Chronic inflammatory bowel diseases, such as Crohn’s Disease and ulcerative colitis, are linked to abnormalities of the gut microbiota in humans and in animals. Patients generally present reduced bacterial diversity in their intestinal flora along with excessive levels of bacteria that express a protein called flagellin, which favors their mobility. This enables them to penetrate the layer of mucous that covers the intestinal wall and is usually sterile. The purpose of this layer is to form a bacteria-resistant wall between the internal digestive tract and the rest of the body, thereby protecting it from the risk of inflammation linked to the presence of the billions of bacteria of the intestinal flora.
Previous research had already shown that antibodies are naturally found within this mucous layer, some of which are directed against flagellin. This means that the body spontaneously develops immune protection against flagellin, making it possible to control the presence of the bacteria that express it.
Seeking to reduce the risk of chronic inflammation, Inserm researcher Benoit Chassaing and his colleagues had the idea of stimulating this anti-flagellin antibody production in order to reduce the presence of the bacteria that express flagellin in the gut microbiota.

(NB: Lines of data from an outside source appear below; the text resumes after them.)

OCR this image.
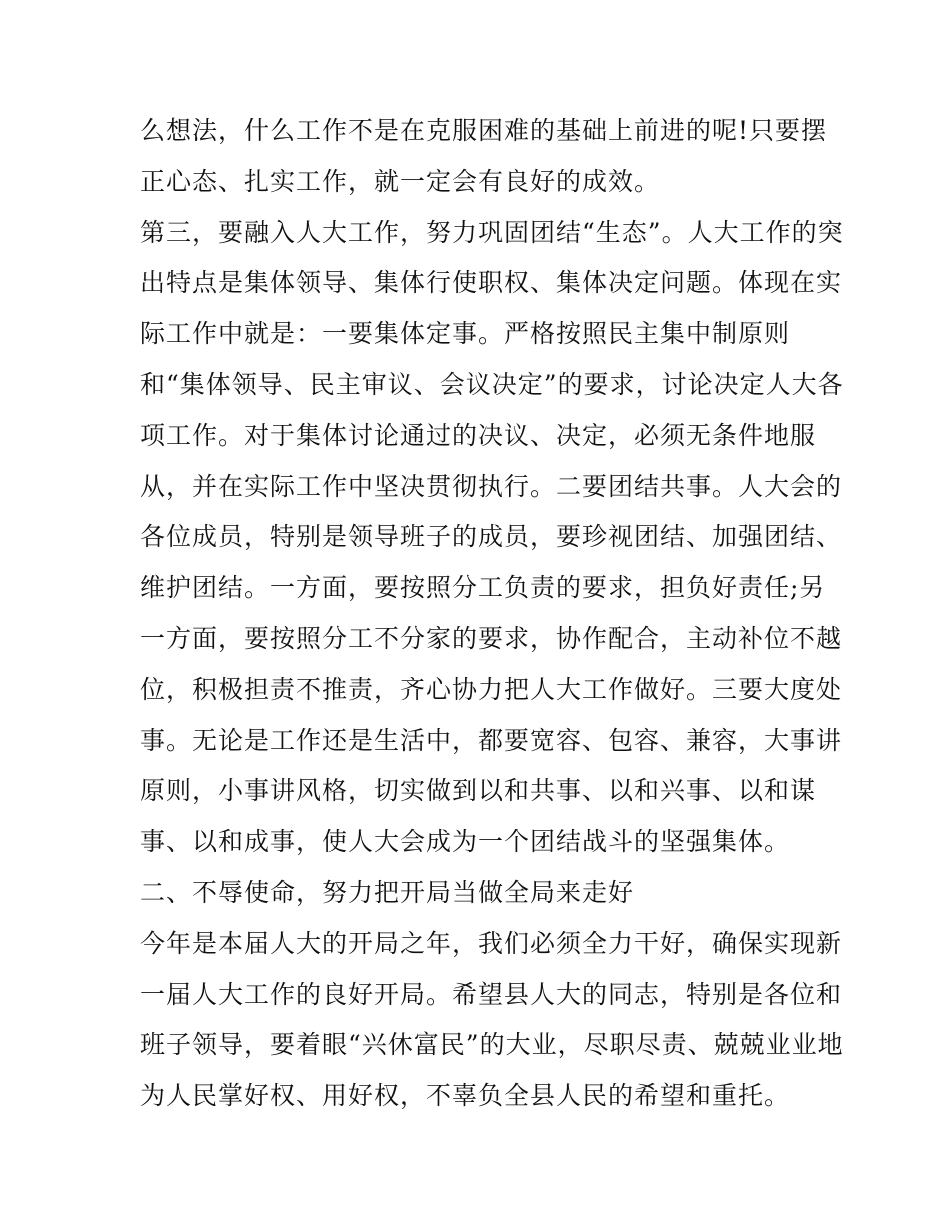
么想法，什么工作不是在克服困难的基础上前进的呢!只要摆
正心态、扎实工作，就一定会有良好的成效。
第三，要融入人大工作，努力巩固团结“生态”。人大工作的突
出特点是集体领导、集体行使职权、集体决定问题。体现在实
际工作中就是：一要集体定事。严格按照民主集中制原则
和“集体领导、民主审议、会议决定”的要求，讨论决定人大各
项工作。对于集体讨论通过的决议、决定，必须无条件地服
从，并在实际工作中坚决贯彻执行。二要团结共事。人大会的
各位成员，特别是领导班子的成员，要珍视团结、加强团结、
维护团结。一方面，要按照分工负责的要求，担负好责任;另
一方面，要按照分工不分家的要求，协作配合，主动补位不越
位，积极担责不推责，齐心协力把人大工作做好。三要大度处
事。无论是工作还是生活中，都要宽容、包容、兼容，大事讲
原则，小事讲风格，切实做到以和共事、以和兴事、以和谋
事、以和成事，使人大会成为一个团结战斗的坚强集体。
二、不辱使命，努力把开局当做全局来走好
今年是本届人大的开局之年，我们必须全力干好，确保实现新
一届人大工作的良好开局。希望县人大的同志，特别是各位和
班子领导，要着眼“兴休富民”的大业，尽职尽责、兢兢业业地
为人民掌好权、用好权，不辜负全县人民的希望和重托。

As described in their study published in Nature Communications, the researchers administered flagellin to mice intraperitoneally, thereby inducing a marked increase in the anti-flagellin antibodies, particularly in the intestinal mucosa. The researchers then applied a protocol in order to induce chronic intestinal inflammation, whereupon they observed that immunizing against flagellin gave the animals significant protection from intestinal inflammation. In addition, detailed analysis of their microbiota and intestines revealed not just a reduction in the levels of bacteria that strongly express flagellin but also their absence in the intestinal mucosa, as opposed to the unvaccinated group.
Given that excess flagellin in the gut microbiota has also been linked to metabolic disorders such as diabetes and obesity, the researchers tested their vaccine strategy in mice exposed to a high-fat diet. Whereas the unvaccinated animals developed obesity, the vaccinated animals were protected.
“This vaccine strategy can be envisaged in humans, because such abnormalities of the microbiota have been observed in patients with inflammatory and metabolic diseases. With this in mind, we are currently working on a means of locally administering flagellin to the intestinal mucosa”, explains Chassaing. The researchers are considering the possibility of developing ingestible flagellin-filled nanoparticles. Finally, in addition to the preventive aspect, they now wish to test this vaccination for treatment purposes, in animals already presenting chronic inflammatory disease or metabolic disorders.